This new guide on delivery companies is part of our boycott Amazon series. Since 2020 Amazon has offered Amazon Shipping, a direct postal service, in the UK.
With a rise in online sales and home-delivered food, there's more use of delivery companies by small and large businesses. In addition, as more people sell items direct from their homes, customers have some choice as to which delivery company will handle their parcels.
Who's failing to deliver on ethics?
For this shopping guide we have reviewed the seven largest delivery companies in the UK and the three biggest restaurant delivery platforms.
We look at workers’ rights including the role these companies play in employing gig economy workers, the companies' environmental impacts and their carbon emissions.
Companies in the market
The UK delivery market is highly concentrated, with the top five carriers accounting for 75% of all shipments:
- Royal Mail (35%)
- Amazon Logistics (15%)
- Hermes (10%)
- UPS (8%)
- DHL (7%)
Amazon Logistics is a new company, only launched in 2013, which has grown rapidly.

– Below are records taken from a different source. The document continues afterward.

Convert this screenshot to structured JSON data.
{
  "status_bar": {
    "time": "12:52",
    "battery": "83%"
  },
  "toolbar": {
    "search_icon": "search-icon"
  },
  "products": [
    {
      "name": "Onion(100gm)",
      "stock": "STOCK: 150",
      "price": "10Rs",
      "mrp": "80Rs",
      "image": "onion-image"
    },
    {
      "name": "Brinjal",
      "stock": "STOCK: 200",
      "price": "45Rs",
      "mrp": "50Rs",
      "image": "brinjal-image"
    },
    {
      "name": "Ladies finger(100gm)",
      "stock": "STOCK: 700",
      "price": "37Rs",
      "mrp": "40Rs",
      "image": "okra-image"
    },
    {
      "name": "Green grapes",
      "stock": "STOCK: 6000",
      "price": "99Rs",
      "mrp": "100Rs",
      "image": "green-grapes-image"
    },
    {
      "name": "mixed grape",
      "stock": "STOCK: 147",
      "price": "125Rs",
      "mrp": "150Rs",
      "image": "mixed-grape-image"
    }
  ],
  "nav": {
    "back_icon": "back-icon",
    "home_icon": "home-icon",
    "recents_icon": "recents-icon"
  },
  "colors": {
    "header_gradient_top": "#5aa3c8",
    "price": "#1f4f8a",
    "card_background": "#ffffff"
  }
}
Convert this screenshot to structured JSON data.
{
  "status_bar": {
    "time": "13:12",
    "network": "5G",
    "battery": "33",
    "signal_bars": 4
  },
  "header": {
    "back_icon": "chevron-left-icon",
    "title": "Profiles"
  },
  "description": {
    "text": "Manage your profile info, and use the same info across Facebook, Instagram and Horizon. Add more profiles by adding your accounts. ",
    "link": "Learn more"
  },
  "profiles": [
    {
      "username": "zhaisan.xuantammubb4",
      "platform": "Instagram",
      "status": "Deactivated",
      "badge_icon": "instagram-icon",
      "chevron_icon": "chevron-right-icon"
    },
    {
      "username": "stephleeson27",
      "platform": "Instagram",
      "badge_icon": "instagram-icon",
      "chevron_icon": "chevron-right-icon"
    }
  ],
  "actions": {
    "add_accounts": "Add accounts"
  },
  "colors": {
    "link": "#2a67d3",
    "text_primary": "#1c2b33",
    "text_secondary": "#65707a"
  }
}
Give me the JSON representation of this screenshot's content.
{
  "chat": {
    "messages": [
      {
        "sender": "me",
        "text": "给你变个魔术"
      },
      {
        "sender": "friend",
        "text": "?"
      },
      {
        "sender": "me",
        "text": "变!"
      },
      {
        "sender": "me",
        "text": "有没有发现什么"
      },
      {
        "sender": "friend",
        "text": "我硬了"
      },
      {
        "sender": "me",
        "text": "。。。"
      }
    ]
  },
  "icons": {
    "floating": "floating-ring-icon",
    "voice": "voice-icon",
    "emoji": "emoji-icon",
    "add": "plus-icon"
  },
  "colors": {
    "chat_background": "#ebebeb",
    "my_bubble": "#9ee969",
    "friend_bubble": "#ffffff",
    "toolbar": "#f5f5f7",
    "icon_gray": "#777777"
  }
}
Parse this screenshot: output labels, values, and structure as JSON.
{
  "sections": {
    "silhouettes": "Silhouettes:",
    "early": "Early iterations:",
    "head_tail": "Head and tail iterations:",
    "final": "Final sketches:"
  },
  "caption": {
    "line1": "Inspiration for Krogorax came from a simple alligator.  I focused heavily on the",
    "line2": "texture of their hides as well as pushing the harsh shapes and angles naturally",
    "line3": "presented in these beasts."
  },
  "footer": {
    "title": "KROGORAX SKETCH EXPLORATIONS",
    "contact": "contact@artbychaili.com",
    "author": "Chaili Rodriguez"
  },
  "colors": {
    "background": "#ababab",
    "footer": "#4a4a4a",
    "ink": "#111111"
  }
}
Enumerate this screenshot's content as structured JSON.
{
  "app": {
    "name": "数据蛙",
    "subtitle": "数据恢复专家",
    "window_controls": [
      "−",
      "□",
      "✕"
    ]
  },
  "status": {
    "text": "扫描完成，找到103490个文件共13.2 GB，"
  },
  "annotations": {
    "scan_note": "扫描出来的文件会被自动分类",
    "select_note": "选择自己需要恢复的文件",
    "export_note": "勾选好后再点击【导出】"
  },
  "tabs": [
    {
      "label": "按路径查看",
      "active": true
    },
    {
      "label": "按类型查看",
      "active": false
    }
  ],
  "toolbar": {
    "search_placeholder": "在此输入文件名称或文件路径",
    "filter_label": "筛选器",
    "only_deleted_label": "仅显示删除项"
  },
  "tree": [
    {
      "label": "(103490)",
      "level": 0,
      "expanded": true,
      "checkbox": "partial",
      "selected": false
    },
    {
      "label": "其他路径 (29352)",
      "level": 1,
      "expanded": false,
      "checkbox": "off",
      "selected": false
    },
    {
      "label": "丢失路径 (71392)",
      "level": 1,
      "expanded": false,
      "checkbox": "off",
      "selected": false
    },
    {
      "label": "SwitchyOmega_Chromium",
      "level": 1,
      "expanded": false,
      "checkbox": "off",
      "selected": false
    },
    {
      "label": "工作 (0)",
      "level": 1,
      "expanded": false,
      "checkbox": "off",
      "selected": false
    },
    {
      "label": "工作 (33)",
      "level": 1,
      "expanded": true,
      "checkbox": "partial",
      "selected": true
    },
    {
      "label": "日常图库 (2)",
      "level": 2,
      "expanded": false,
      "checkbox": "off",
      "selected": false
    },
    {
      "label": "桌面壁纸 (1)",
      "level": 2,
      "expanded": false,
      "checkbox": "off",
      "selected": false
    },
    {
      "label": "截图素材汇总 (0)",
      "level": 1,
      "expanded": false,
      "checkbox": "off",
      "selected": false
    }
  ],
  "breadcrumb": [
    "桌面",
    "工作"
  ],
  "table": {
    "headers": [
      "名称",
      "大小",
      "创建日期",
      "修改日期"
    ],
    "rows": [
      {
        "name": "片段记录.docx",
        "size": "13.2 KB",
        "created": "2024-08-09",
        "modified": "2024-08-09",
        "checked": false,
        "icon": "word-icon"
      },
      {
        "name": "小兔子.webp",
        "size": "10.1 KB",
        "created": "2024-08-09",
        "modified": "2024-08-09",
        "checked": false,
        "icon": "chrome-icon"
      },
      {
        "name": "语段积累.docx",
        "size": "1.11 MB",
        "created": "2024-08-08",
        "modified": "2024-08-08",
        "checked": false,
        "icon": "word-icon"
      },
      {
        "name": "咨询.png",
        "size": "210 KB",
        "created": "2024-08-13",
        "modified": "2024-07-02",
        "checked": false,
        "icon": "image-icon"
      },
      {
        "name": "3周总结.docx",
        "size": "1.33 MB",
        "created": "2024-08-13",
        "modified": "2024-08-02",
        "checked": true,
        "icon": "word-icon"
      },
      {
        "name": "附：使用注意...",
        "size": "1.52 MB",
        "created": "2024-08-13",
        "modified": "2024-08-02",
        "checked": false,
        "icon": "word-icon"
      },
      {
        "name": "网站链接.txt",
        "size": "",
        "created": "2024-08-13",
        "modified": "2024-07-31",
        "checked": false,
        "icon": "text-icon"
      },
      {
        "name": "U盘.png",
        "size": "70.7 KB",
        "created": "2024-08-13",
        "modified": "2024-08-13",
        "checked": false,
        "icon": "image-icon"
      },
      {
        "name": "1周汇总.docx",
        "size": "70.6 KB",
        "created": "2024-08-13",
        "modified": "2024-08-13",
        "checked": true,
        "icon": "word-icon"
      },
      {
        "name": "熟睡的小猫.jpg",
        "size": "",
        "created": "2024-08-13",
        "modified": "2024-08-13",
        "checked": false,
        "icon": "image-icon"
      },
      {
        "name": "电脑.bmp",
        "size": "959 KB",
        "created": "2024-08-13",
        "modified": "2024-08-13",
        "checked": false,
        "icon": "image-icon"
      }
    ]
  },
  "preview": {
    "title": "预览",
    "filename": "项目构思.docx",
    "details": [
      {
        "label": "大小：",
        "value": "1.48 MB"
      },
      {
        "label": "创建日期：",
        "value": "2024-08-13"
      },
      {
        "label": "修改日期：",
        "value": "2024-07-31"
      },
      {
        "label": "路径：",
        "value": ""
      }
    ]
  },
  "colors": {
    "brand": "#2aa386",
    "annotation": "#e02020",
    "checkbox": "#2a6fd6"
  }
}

Initially it only delivered Amazon’s internal parcels, but in 2020 it announced "Amazon Shipping in the UK, a new parcel pick-up and delivery service available to any business, whether they use Amazon’s e-commerce platform to sell on or not” and in 2021 was said to be the second largest courier in the UK.
Royal Mail was privatised over the period 2013-2015. The reason given for the privatisation was that money was needed to pay off the national debt (which incidentally is now almost 5% higher than it was during the financial crisis), as well as to “give the company access to private capital and improve its competitiveness”.
But the funny thing is, as in the rail sector, quite a few of Royal Mail’s competitor delivery companies are themselves state owned, just by foreign governments e.g., DPD is owned by La Poste, which is itself a French state-owned corporation. Similarly, DHL is 21% owned by KFW Group, a German government-owned development bank which is 80% owned by the Federal Republic of Germany and 20% owned by the States of Germany.
The UK delivery market
Over the last 5-10 years the market for the UK delivery sector has exploded, with the Covid-19 pandemic accelerating these already existing trends.